Sugli attimi concitati che hanno portato alla meta di Drean, Quesada ha spiagato cosa è successo: «Sono sceso in campo di corsa perché in quel momento la gestione dei cambi non mi è sembrata chiara e stavamo rischiando di restare scoperti. Ange è uscito dal campo e, per qualche secondo, non è entrato nessuno: c’era ancora la possibilità di far entrare David Odiase al suo posto e dovevamo farlo nel modo corretto. Io ho accelerato perché vedevo che la sostituzione non si stava completando e, in una partita così tirata, basta un dettaglio per pagare subito. Infatti poi abbiamo preso una meta su un calcio nello spazio proprio dove mancava un trequarti: in quel frangente eravamo sbilanciati e questo ci ha fatto perdere terreno. È una situazione che non abbiamo letto benissimo e che andrà rivista con lucidità. In più c’era anche un altro elemento: il medico stava valutando Ange e c’era il dubbio di una possibile concussion. Se fosse stata confermata, avremmo potuto far rientrare Monty; se invece non lo era, mi sarebbe rimasto un solo cambio e dovevamo organizzarci subito. Quando poi abbiamo provato a effettuare la sostituzione, l’arbitro non ci ha permesso di farla immediatamente prima della ripresa del gioco. Peccato, perché in una gara chiusa questi episodi incidono tantissimo. E alla fine, al di là del punteggio, sono proprio queste piccole gestioni che possono cambiare l’inerzia della partita.»
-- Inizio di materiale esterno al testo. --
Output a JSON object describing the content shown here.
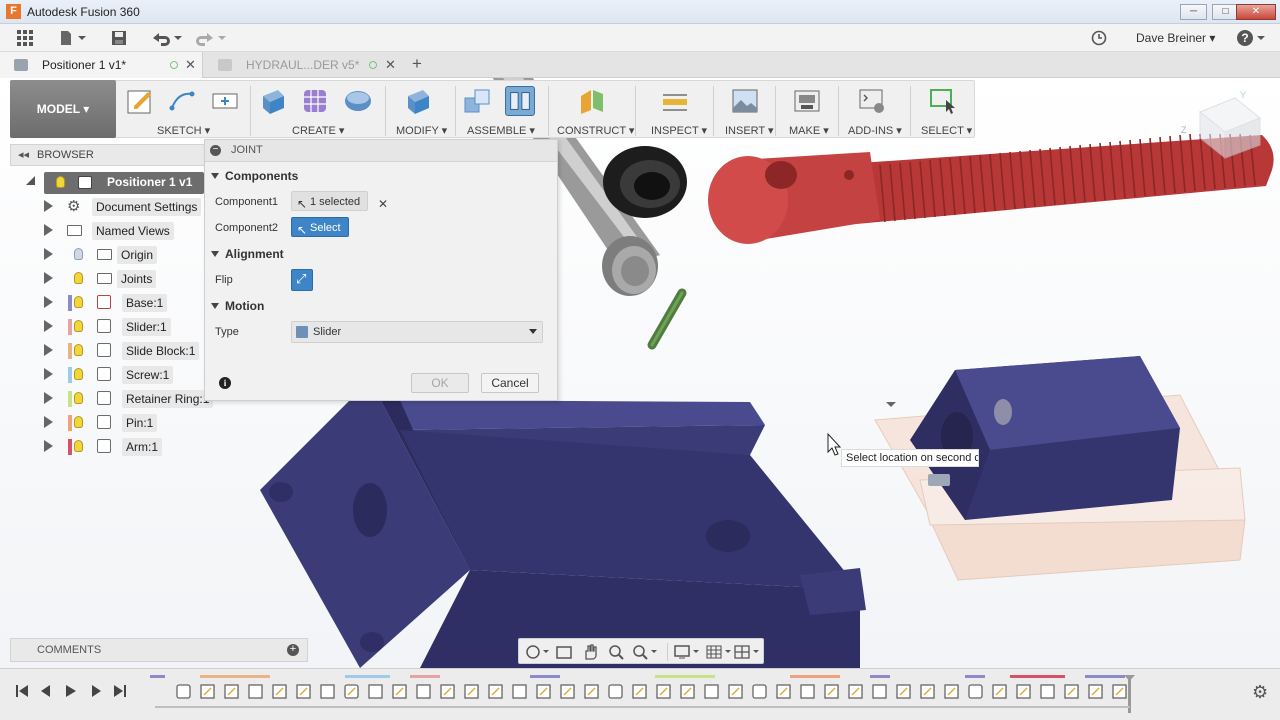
{
  "window": {
    "app_title": "Autodesk Fusion 360",
    "minimize": "─",
    "maximize": "□",
    "close": "✕"
  },
  "quick_access": {
    "user_name": "Dave Breiner",
    "user_caret": "▾",
    "help_caret": "▾"
  },
  "tabs": [
    {
      "label": "Positioner 1 v1*",
      "close": "✕"
    },
    {
      "label": "HYDRAUL...DER v5*",
      "close": "✕"
    }
  ],
  "tab_add": "+",
  "workspace": {
    "label": "MODEL ▾"
  },
  "toolbar": {
    "groups": [
      {
        "label": "SKETCH ▾"
      },
      {
        "label": "CREATE ▾"
      },
      {
        "label": "MODIFY ▾"
      },
      {
        "label": "ASSEMBLE ▾"
      },
      {
        "label": "CONSTRUCT ▾"
      },
      {
        "label": "INSPECT ▾"
      },
      {
        "label": "INSERT ▾"
      },
      {
        "label": "MAKE ▾"
      },
      {
        "label": "ADD-INS ▾"
      },
      {
        "label": "SELECT ▾"
      }
    ]
  },
  "browser": {
    "title": "BROWSER",
    "collapse": "◂◂",
    "root": "Positioner 1 v1",
    "items": [
      {
        "label": "Document Settings",
        "color": ""
      },
      {
        "label": "Named Views",
        "color": ""
      },
      {
        "label": "Origin",
        "color": ""
      },
      {
        "label": "Joints",
        "color": ""
      },
      {
        "label": "Base:1",
        "color": "#8e89c9"
      },
      {
        "label": "Slider:1",
        "color": "#e7a3a3"
      },
      {
        "label": "Slide Block:1",
        "color": "#e9b383"
      },
      {
        "label": "Screw:1",
        "color": "#9ecbe8"
      },
      {
        "label": "Retainer Ring:1",
        "color": "#c9e28a"
      },
      {
        "label": "Pin:1",
        "color": "#efa27c"
      },
      {
        "label": "Arm:1",
        "color": "#d9506a"
      }
    ]
  },
  "joint_dialog": {
    "title": "JOINT",
    "minus": "−",
    "components_section": "Components",
    "component1_label": "Component1",
    "component1_value": "1 selected",
    "component1_clear": "✕",
    "component2_label": "Component2",
    "component2_value": "Select",
    "alignment_section": "Alignment",
    "flip_label": "Flip",
    "motion_section": "Motion",
    "type_label": "Type",
    "type_value": "Slider",
    "info": "i",
    "ok_label": "OK",
    "cancel_label": "Cancel"
  },
  "tooltip": {
    "text": "Select location on second co"
  },
  "comments": {
    "label": "COMMENTS",
    "plus": "+"
  },
  "colors": {
    "part_navy": "#3a3a72",
    "screw_red": "#c84a4a",
    "pin_green": "#5f8f4a",
    "accent_blue": "#3d85c6"
  }
}
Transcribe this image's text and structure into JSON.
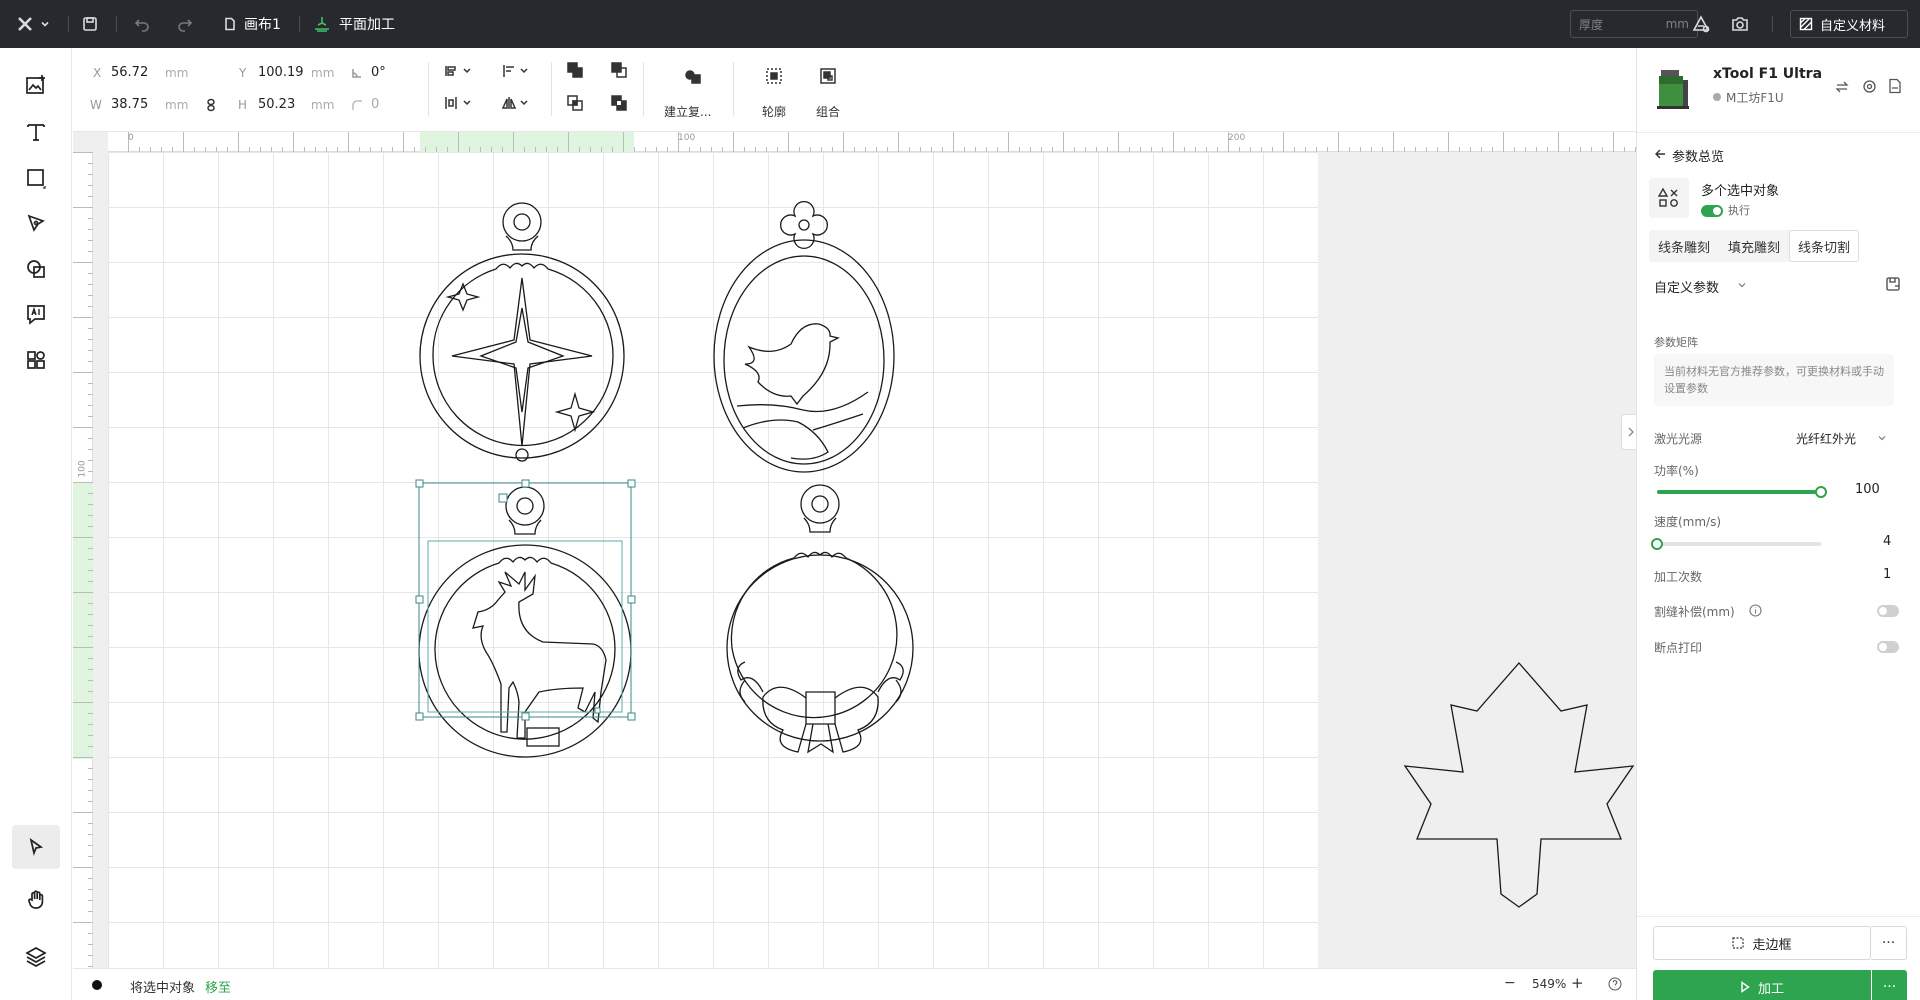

Infine le parole di Michele Lamaro, che ha ribadito un concetto chiaro: «Sinceramente sono stanco dell’orgoglio fine a se stesso. Capisco il senso del ragionamento, ma queste cose non succedono solo contro la Francia: succedono anche con altre squadre. E la lezione è sempre la stessa: una touche sbagliata, un pallone che va un metro oltre, una situazione che ti ribalta il campo; nel rugby di oggi si tratta di sfruttare al massimo gli errori degli avversari e di costruire la partita su quei dettagli. Non servono ottanta minuti di dominio, bastano quattro situazioni gestite bene per spostare una gara.»
L’agonismo non basta e il capitano guarda già avanti: «Soddisfatto? No, di 33-8 non si può essere soddisfatti. Possiamo esserlo dell’impegno dei ragazzi, quello sì, sempre al cento per cento. Però la partita, per come si era messa e per i momenti in cui siamo stati dentro la gara, ci lascia la sensazione di aver lasciato qualcosa per strada. In tredici, poi, la coperta non è lunghissima: difendi anche molto bene, ma se c’è spazio all’esterno diventa complicato contenerli. Resta la consapevolezza che siamo competitivi, ma dobbiamo essere più precisi e più efficaci quando le occasioni arrivano.»